I'm pretty new in analysing SV and CNV. We have WGS PacBio long reads germline sequencing reads that have been aligned using pbalign tool to reference sequences （GRCh37/hg19). Variants were called using the variantCaller.py from GenomicConsensus package (https://github.com/PacificBiosciences/GenomicConsensus). Variants were annotated with ANNOVAR for protein coding changes, affected genomic regions, allele frequency reported by some big projects, deleteriousness prediction, etc. The whole process were done by the sequencing company that we sent our sample to.
I am more familiar with Illumina WGS short reads sequencing and analysing SNV and small indels. I have few question regarding SV and CNV analyses.
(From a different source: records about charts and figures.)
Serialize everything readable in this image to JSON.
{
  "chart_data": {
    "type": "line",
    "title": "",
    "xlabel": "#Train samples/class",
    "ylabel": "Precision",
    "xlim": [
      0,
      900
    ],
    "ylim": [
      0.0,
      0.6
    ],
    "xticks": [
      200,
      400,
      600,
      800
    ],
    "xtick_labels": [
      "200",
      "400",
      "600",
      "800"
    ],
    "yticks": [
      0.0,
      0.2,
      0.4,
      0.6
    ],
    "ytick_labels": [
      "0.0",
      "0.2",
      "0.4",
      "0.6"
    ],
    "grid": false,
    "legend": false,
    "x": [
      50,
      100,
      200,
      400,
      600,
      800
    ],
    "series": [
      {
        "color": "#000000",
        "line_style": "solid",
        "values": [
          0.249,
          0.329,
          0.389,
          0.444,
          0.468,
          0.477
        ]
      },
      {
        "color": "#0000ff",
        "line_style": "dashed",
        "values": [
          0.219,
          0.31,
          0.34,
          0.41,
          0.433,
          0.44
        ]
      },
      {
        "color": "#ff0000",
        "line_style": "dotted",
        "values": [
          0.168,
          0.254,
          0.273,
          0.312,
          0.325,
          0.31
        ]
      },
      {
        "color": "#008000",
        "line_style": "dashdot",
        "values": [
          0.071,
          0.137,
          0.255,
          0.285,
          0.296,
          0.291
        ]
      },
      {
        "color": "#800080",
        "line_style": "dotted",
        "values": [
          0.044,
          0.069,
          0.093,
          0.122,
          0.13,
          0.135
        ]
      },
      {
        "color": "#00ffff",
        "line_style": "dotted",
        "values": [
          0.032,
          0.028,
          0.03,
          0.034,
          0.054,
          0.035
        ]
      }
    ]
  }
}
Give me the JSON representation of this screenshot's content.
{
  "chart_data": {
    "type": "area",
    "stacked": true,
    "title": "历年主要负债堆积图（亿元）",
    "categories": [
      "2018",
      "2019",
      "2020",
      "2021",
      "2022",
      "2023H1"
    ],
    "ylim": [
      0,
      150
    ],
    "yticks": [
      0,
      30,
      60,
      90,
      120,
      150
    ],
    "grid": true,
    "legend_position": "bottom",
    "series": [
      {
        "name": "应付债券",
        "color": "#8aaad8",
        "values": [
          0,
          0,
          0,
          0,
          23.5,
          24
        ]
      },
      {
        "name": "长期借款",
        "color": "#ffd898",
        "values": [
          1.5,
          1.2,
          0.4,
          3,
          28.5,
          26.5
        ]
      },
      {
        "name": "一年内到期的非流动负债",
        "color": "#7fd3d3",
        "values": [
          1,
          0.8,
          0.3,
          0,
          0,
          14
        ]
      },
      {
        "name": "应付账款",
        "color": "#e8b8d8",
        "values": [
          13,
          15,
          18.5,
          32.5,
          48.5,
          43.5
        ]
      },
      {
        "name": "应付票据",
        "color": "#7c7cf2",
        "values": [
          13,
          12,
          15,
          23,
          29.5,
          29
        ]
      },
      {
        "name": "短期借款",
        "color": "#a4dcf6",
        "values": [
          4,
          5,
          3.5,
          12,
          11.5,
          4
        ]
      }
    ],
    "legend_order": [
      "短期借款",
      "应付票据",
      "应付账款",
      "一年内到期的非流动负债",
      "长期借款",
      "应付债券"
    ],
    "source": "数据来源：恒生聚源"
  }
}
1) I would like to do some QC to the results (eg check variant counts based on variant type) that we have obtained from the sequencing company but I am not too sure what are the accepted standards. Could you please point me to the right literatures or blogs?
2) For my previous analysis for Illumina WGS short reads sequencing, I used to use two variant different callers and get the unity of both callers, and the results are better than just using one caller. Upon reading, I found a workflow that combines multiple callers https://github.com/wdecoster/nano-snakemake that seem to perform better. Has anyone benchmarked different callers, combined, alone?
3) I am not too sure what information should I use to filter for diseased related SV and CNV. For SNV and small indels for example, I would use information such as population frequency based on gnomAD, in silico predictions eg REVEL, PROVEAN and MaxEntScan, and clinical information based on ClinVar database. Could you please suggest the information (and relevant databases) that I can use to prioritize SVs and CNVs.